Bref l’autorité militaire n’aura jamais manqué l’occasion de faire une bêtise ! C’est la faillite de son prestige !
Je suis fatigué, je vais me coucher. J’ai des lettres à écrire mais je n’y ai ni le cœur ni le courage, je suis si las !! surtout que ma vie misérable ne fait que de continuer et même de s’aggraver, alors ! Je laisse tout aller ! à quoi bon ! essayer de remonter le courant ! quand rien ne vient m’y inciter ni m’y encourager, avec l’espoir de jours meilleurs !!
Impressions, Louis Guédet, Notaire et Juge de Paix à Reims. Récits et impressions de guerre d'un civil rémois 1914-1919, journal retranscrit par François-Xavier Guédet son petit-fils
Cardinal Luçon
Jeudi 1er – Visite du général Nyessel (1) (sic), d’Epernay (6e Corps, je crois) avec un Colonel, celui qui était à Reims et recueillait des débris de statues de la Cathédrale, ne perirent aut furarentur, et un lieutenant.
(1) De septembre 1917 à mars 1918, le général Niessel fut à la tête de la mission militaire française auprès du Grand Quartier Général Russe. Il a tenté de maintenir la Russie dans l’alliance, avec l’appui de Trotsky, pour continuer le combat contre l’Allemagne. En 1919, il va être chargé d’expulser les Allemands attardés dans les États baltes, nouvellement indépendants.
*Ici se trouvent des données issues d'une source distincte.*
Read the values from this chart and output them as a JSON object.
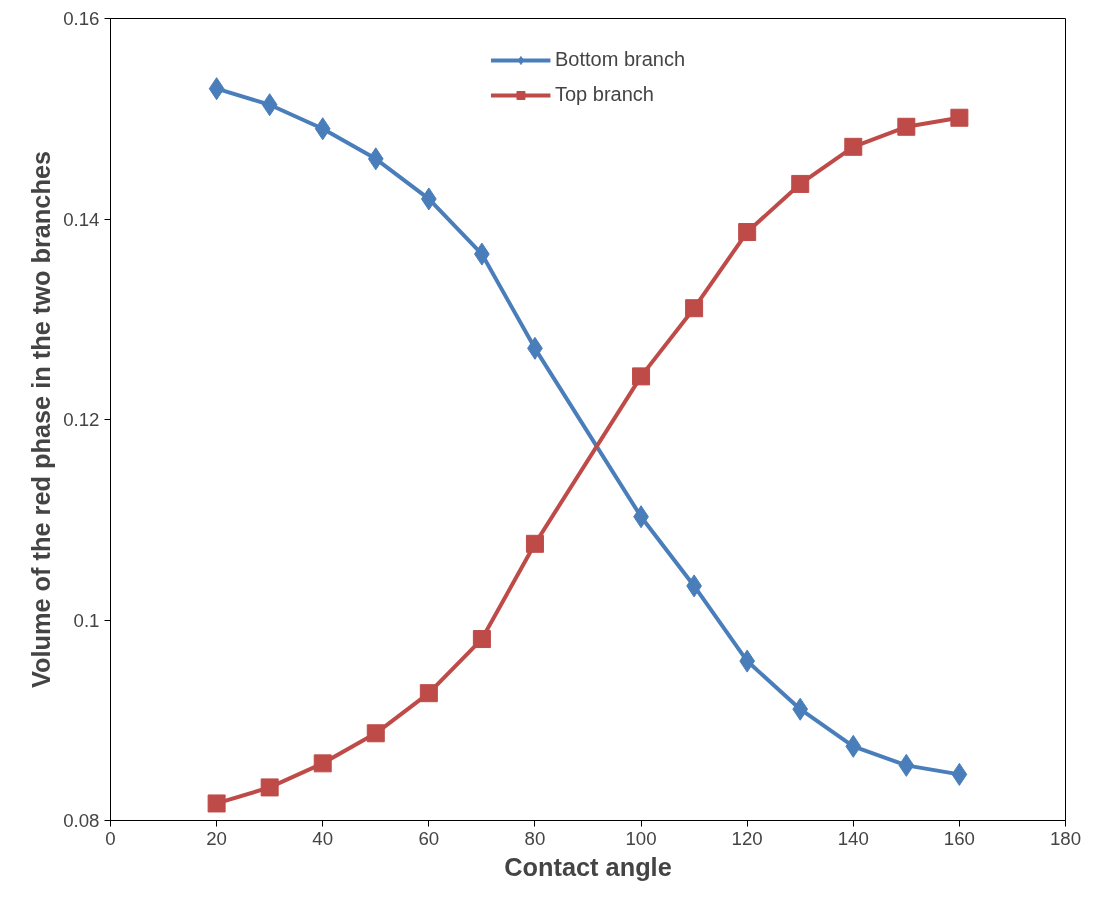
{
  "chart_data": {
    "type": "line",
    "xlabel": "Contact angle",
    "ylabel": "Volume of the red phase in the two branches",
    "x": [
      20,
      30,
      40,
      50,
      60,
      70,
      80,
      100,
      110,
      120,
      130,
      140,
      150,
      160
    ],
    "series": [
      {
        "name": "Bottom branch",
        "color": "#4a7ebb",
        "marker": "diamond",
        "values": [
          0.153,
          0.1514,
          0.149,
          0.146,
          0.142,
          0.1365,
          0.1271,
          0.1103,
          0.1034,
          0.0959,
          0.0911,
          0.0874,
          0.0855,
          0.0846
        ]
      },
      {
        "name": "Top branch",
        "color": "#be4b48",
        "marker": "square",
        "values": [
          0.0817,
          0.0833,
          0.0857,
          0.0887,
          0.0927,
          0.0981,
          0.1076,
          0.1243,
          0.1311,
          0.1387,
          0.1435,
          0.1472,
          0.1492,
          0.1501
        ]
      }
    ],
    "xlim": [
      0,
      180
    ],
    "xticks": [
      0,
      20,
      40,
      60,
      80,
      100,
      120,
      140,
      160,
      180
    ],
    "ylim": [
      0.08,
      0.16
    ],
    "yticks": [
      0.08,
      0.1,
      0.12,
      0.14,
      0.16
    ],
    "grid": false,
    "legend": "top",
    "line_style": "solid"
  }
}
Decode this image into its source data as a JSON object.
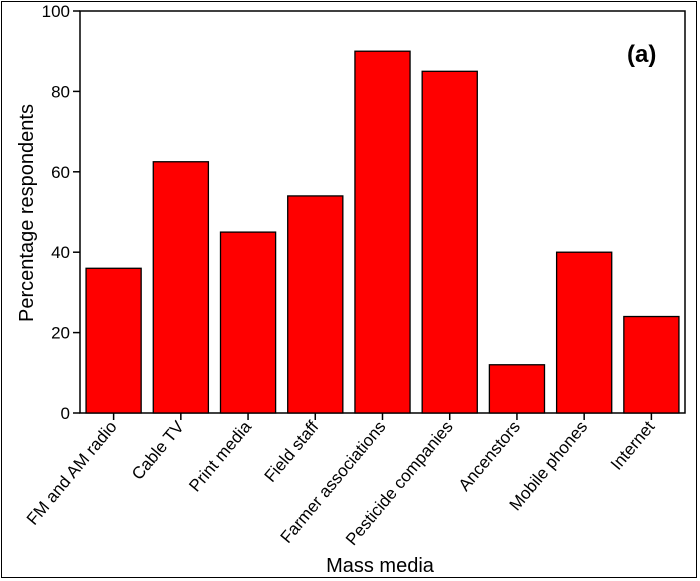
{
  "chart_data": {
    "type": "bar",
    "panel_label": "(a)",
    "xlabel": "Mass media",
    "ylabel": "Percentage respondents",
    "categories": [
      "FM and AM radio",
      "Cable TV",
      "Print media",
      "Field staff",
      "Farmer associations",
      "Pesticide companies",
      "Ancenstors",
      "Mobile phones",
      "Internet"
    ],
    "values": [
      36,
      62.5,
      45,
      54,
      90,
      85,
      12,
      40,
      24
    ],
    "ylim": [
      0,
      100
    ],
    "yticks": [
      0,
      20,
      40,
      60,
      80,
      100
    ],
    "grid": false,
    "bar_color": "#ff0000",
    "edge_color": "#000000"
  }
}
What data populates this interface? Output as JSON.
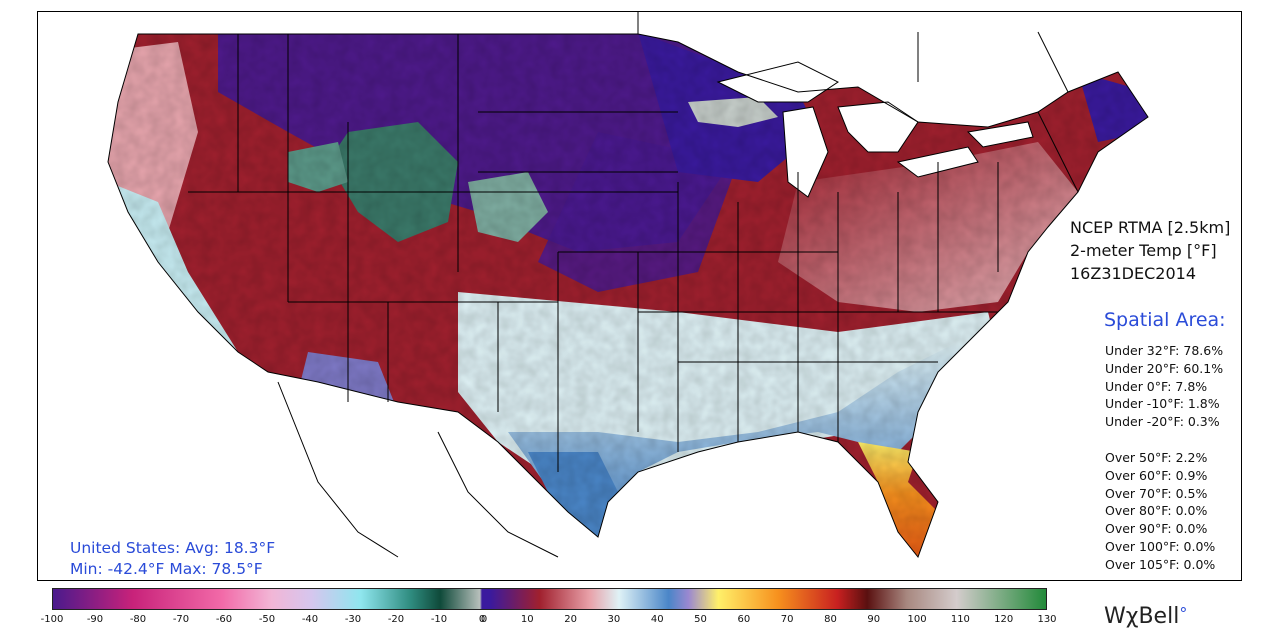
{
  "model": {
    "line1": "NCEP RTMA [2.5km]",
    "line2": "2-meter Temp [°F]",
    "line3": "16Z31DEC2014"
  },
  "spatial": {
    "title": "Spatial Area:",
    "under": [
      "Under 32°F: 78.6%",
      "Under 20°F: 60.1%",
      "Under 0°F: 7.8%",
      "Under -10°F: 1.8%",
      "Under -20°F: 0.3%"
    ],
    "over": [
      "Over 50°F: 2.2%",
      "Over 60°F: 0.9%",
      "Over 70°F: 0.5%",
      "Over 80°F: 0.0%",
      "Over 90°F: 0.0%",
      "Over 100°F: 0.0%",
      "Over 105°F: 0.0%"
    ]
  },
  "stats": {
    "line1": "United States: Avg:  18.3°F",
    "line2": "Min: -42.4°F Max:  78.5°F"
  },
  "colorbar": {
    "ticks": [
      "-100",
      "-90",
      "-80",
      "-70",
      "-60",
      "-50",
      "-40",
      "-30",
      "-20",
      "-10",
      "0",
      "0",
      "10",
      "20",
      "30",
      "40",
      "50",
      "60",
      "70",
      "80",
      "90",
      "100",
      "110",
      "120",
      "130"
    ],
    "colors": {
      "deep_purple": "#4a1a8c",
      "magenta": "#c8227a",
      "pink": "#f26aa8",
      "light_pink": "#f2b6d6",
      "light_purple": "#d6c6ee",
      "cyan": "#8fe6ee",
      "teal": "#2f8c80",
      "dark_teal": "#0f4a3a",
      "grey": "#b8c0bc",
      "indigo": "#3a1a9e",
      "dark_red": "#a0202e",
      "rose": "#e8a0a8",
      "ice": "#dff2f6",
      "blue": "#4a86c8",
      "lavender": "#9a88d0",
      "yellow": "#fff06a",
      "orange": "#f7911e",
      "red": "#c82020",
      "maroon": "#5a1010",
      "tan": "#a88880",
      "silver": "#d4cccc",
      "green": "#228a3a"
    }
  },
  "map_colors": {
    "ocean": "#ffffff",
    "land_outside": "#ffffff",
    "cold_deep": "#4a1a90",
    "cold_red": "#a0202e",
    "mid_pink": "#e8a6ae",
    "ice": "#dff2f6",
    "cool_blue": "#4a86c8",
    "warm_yellow": "#fff06a",
    "warm_orange": "#f7911e",
    "very_cold_teal": "#3b7a6a"
  },
  "brand": {
    "name": "WχBell",
    "mark": "°"
  }
}
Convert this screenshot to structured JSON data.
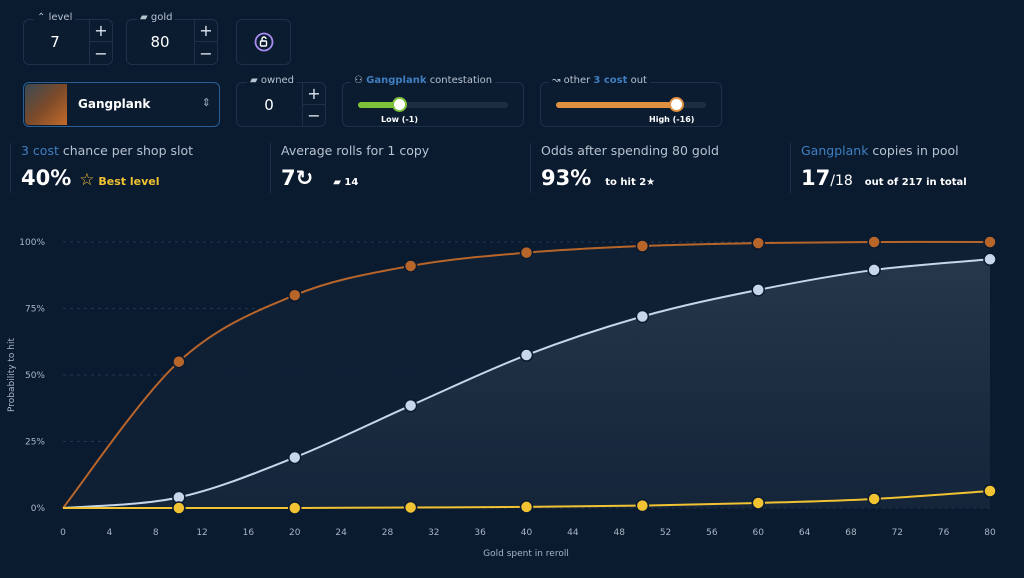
{
  "controls": {
    "level": {
      "label": "level",
      "value": "7",
      "icon": "chevrons-up-icon"
    },
    "gold": {
      "label": "gold",
      "value": "80",
      "icon": "coins-icon"
    },
    "lock_icon": "unlock-icon",
    "plus": "+",
    "minus": "−",
    "champion": {
      "name": "Gangplank"
    },
    "owned": {
      "label": "owned",
      "value": "0"
    },
    "contestation": {
      "champ": "Gangplank",
      "label": "contestation",
      "value_label": "Low (-1)",
      "level": 0.27,
      "color": "#7ec23a"
    },
    "other_out": {
      "pre": "other",
      "cost": "3 cost",
      "post": "out",
      "value_label": "High (-16)",
      "level": 0.8,
      "color": "#e0913f"
    }
  },
  "stats": [
    {
      "hl": "3 cost",
      "title": " chance per shop slot",
      "value": "40%",
      "extra": "Best level"
    },
    {
      "title": "Average rolls for 1 copy",
      "value": "7",
      "extra": "14"
    },
    {
      "title": "Odds after spending 80 gold",
      "value": "93%",
      "extra": "to hit 2★"
    },
    {
      "hl": "Gangplank",
      "title": " copies in pool",
      "value": "17",
      "sub": "/18",
      "extra": "out of 217 in total"
    }
  ],
  "chart_data": {
    "type": "line",
    "xlabel": "Gold spent in reroll",
    "ylabel": "Probability to hit",
    "xlim": [
      0,
      80
    ],
    "ylim": [
      0,
      100
    ],
    "xticks": [
      0,
      4,
      8,
      12,
      16,
      20,
      24,
      28,
      32,
      36,
      40,
      44,
      48,
      52,
      56,
      60,
      64,
      68,
      72,
      76,
      80
    ],
    "yticks": [
      "0%",
      "25%",
      "50%",
      "75%",
      "100%"
    ],
    "grid": true,
    "x": [
      0,
      10,
      20,
      30,
      40,
      50,
      60,
      70,
      80
    ],
    "series": [
      {
        "color": "#b8652a",
        "values": [
          0,
          55,
          80,
          91,
          96,
          98.5,
          99.6,
          100,
          100
        ]
      },
      {
        "color": "#c7d6e8",
        "values": [
          0,
          4,
          19,
          38.5,
          57.5,
          72,
          82,
          89.5,
          93.5
        ]
      },
      {
        "color": "#f1c232",
        "values": [
          0,
          0,
          0,
          0.2,
          0.4,
          0.9,
          1.9,
          3.4,
          6.4
        ]
      }
    ]
  }
}
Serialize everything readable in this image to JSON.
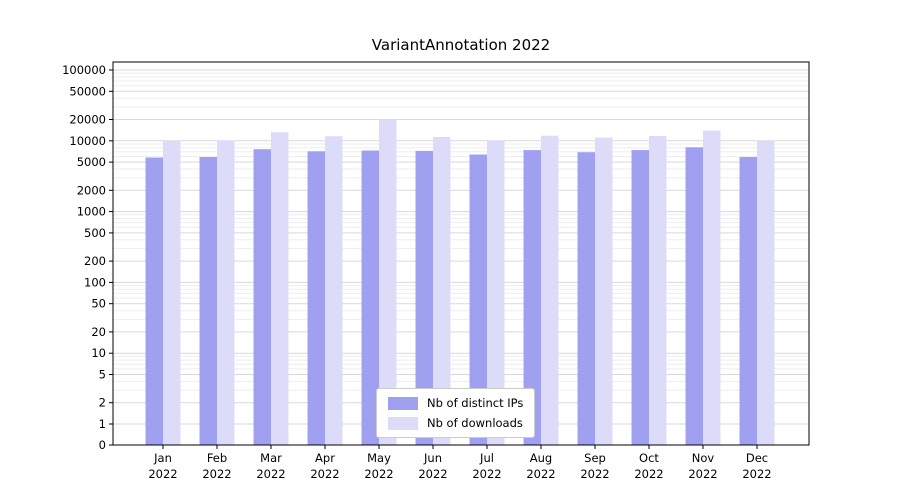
{
  "chart_data": {
    "type": "bar",
    "title": "VariantAnnotation 2022",
    "xlabel": "",
    "ylabel": "",
    "y_scale": "log",
    "ylim": [
      0,
      100000
    ],
    "grid": true,
    "legend_position": "bottom-center-inside",
    "months": [
      "Jan",
      "Feb",
      "Mar",
      "Apr",
      "May",
      "Jun",
      "Jul",
      "Aug",
      "Sep",
      "Oct",
      "Nov",
      "Dec"
    ],
    "year_label": "2022",
    "y_ticks": [
      {
        "label": "100000",
        "value": 100000
      },
      {
        "label": "50000",
        "value": 50000
      },
      {
        "label": "20000",
        "value": 20000
      },
      {
        "label": "10000",
        "value": 10000
      },
      {
        "label": "5000",
        "value": 5000
      },
      {
        "label": "2000",
        "value": 2000
      },
      {
        "label": "1000",
        "value": 1000
      },
      {
        "label": "500",
        "value": 500
      },
      {
        "label": "200",
        "value": 200
      },
      {
        "label": "100",
        "value": 100
      },
      {
        "label": "50",
        "value": 50
      },
      {
        "label": "20",
        "value": 20
      },
      {
        "label": "10",
        "value": 10
      },
      {
        "label": "5",
        "value": 5
      },
      {
        "label": "2",
        "value": 2
      },
      {
        "label": "1",
        "value": 1
      },
      {
        "label": "0",
        "value": 0
      }
    ],
    "series": [
      {
        "name": "Nb of distinct IPs",
        "color": "#a0a0f0",
        "values": [
          5800,
          5900,
          7600,
          7100,
          7300,
          7200,
          6400,
          7400,
          6900,
          7400,
          8100,
          5900
        ]
      },
      {
        "name": "Nb of downloads",
        "color": "#dcdcf8",
        "values": [
          10000,
          10100,
          13200,
          11600,
          20000,
          11300,
          10100,
          11800,
          11100,
          11700,
          14000,
          10000
        ]
      }
    ]
  }
}
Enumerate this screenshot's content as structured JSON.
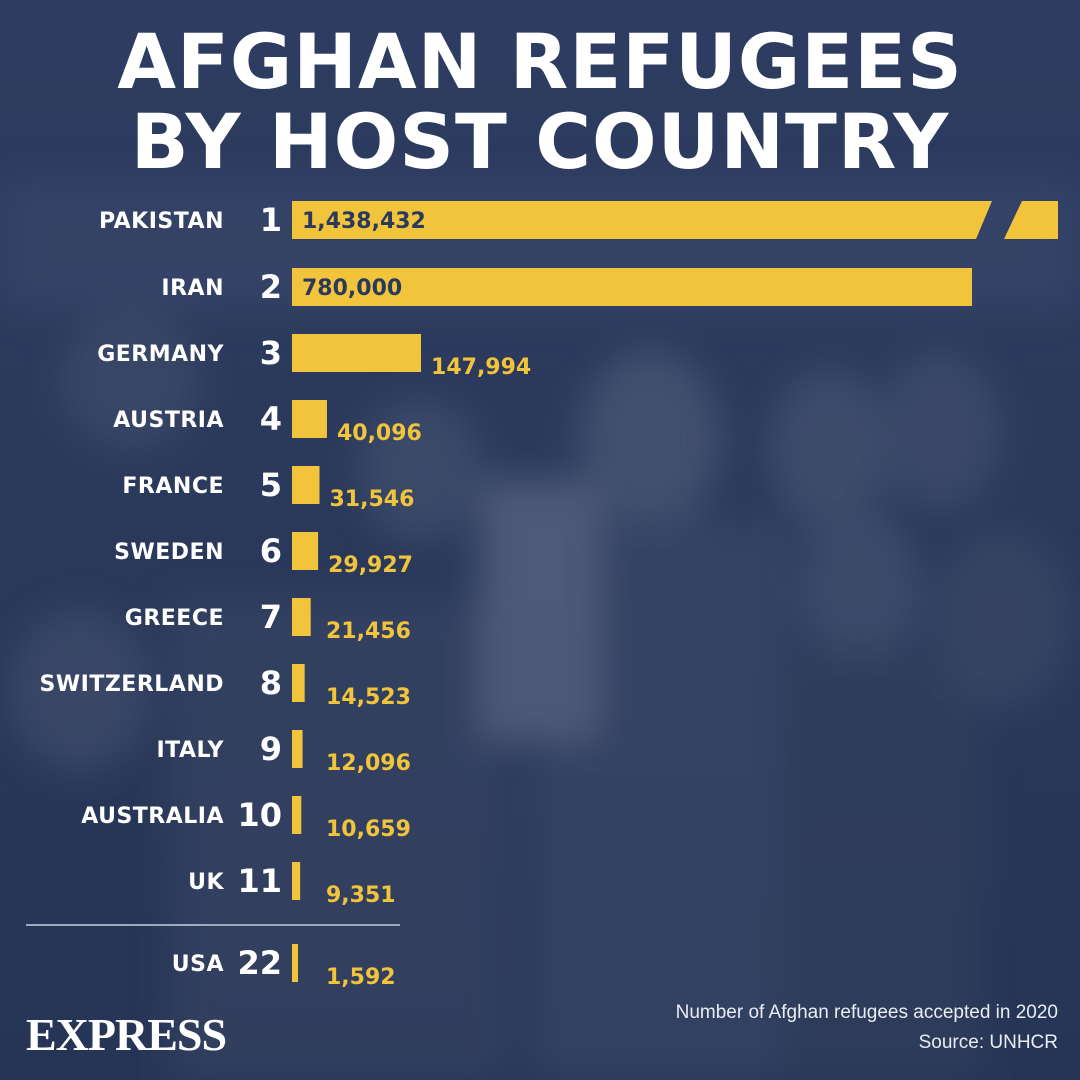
{
  "title_line1": "AFGHAN REFUGEES",
  "title_line2": "BY HOST COUNTRY",
  "footnote": "Number of Afghan refugees accepted in 2020",
  "source": "Source: UNHCR",
  "logo_text": "EXPRESS",
  "colors": {
    "background": "#2b3a5c",
    "bar": "#f2c43c",
    "text": "#ffffff"
  },
  "chart_data": {
    "type": "bar",
    "orientation": "horizontal",
    "title": "AFGHAN REFUGEES BY HOST COUNTRY",
    "subtitle": "Number of Afghan refugees accepted in 2020",
    "rows": [
      {
        "rank": "1",
        "country": "PAKISTAN",
        "value": 1438432,
        "label": "1,438,432",
        "axis_break": true
      },
      {
        "rank": "2",
        "country": "IRAN",
        "value": 780000,
        "label": "780,000"
      },
      {
        "rank": "3",
        "country": "GERMANY",
        "value": 147994,
        "label": "147,994"
      },
      {
        "rank": "4",
        "country": "AUSTRIA",
        "value": 40096,
        "label": "40,096"
      },
      {
        "rank": "5",
        "country": "FRANCE",
        "value": 31546,
        "label": "31,546"
      },
      {
        "rank": "6",
        "country": "SWEDEN",
        "value": 29927,
        "label": "29,927"
      },
      {
        "rank": "7",
        "country": "GREECE",
        "value": 21456,
        "label": "21,456"
      },
      {
        "rank": "8",
        "country": "SWITZERLAND",
        "value": 14523,
        "label": "14,523"
      },
      {
        "rank": "9",
        "country": "ITALY",
        "value": 12096,
        "label": "12,096"
      },
      {
        "rank": "10",
        "country": "AUSTRALIA",
        "value": 10659,
        "label": "10,659"
      },
      {
        "rank": "11",
        "country": "UK",
        "value": 9351,
        "label": "9,351"
      },
      {
        "rank": "22",
        "country": "USA",
        "value": 1592,
        "label": "1,592"
      }
    ]
  }
}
Cardinal Luçon dans son Journal de la Guerre 1914-1918, éd. par L’Académie Nationale de Reims – 1998 – TAR volume 173
Jeudi 1er mai
D’après certaines informations, l’Italie songerait à déléguer M. Luzzatti à la Conférence de Paix.
Le Sénat belge a approuvé un discours de M. Favereau, faisant appel à l’Entente pour que la Belgique obtienne réparation de tous les dommages qu’elle a subis.
M. Bonar Law a été mandé à Paris par M. Lloyd George.
La Finlande a lancé un ultimatum aux bolchevistes.
Les forces gouvernementales d’Hoffmann ont commencé l’assaut de Munich. De nombreuses arrestations de socialistes ont eu lieu à Nuremberg.
L’Entente a sommé les Allemands de retirer leurs troupes de Libau, où un coup d’Etat avait été accompli par les barons baltes, sous leur couvert.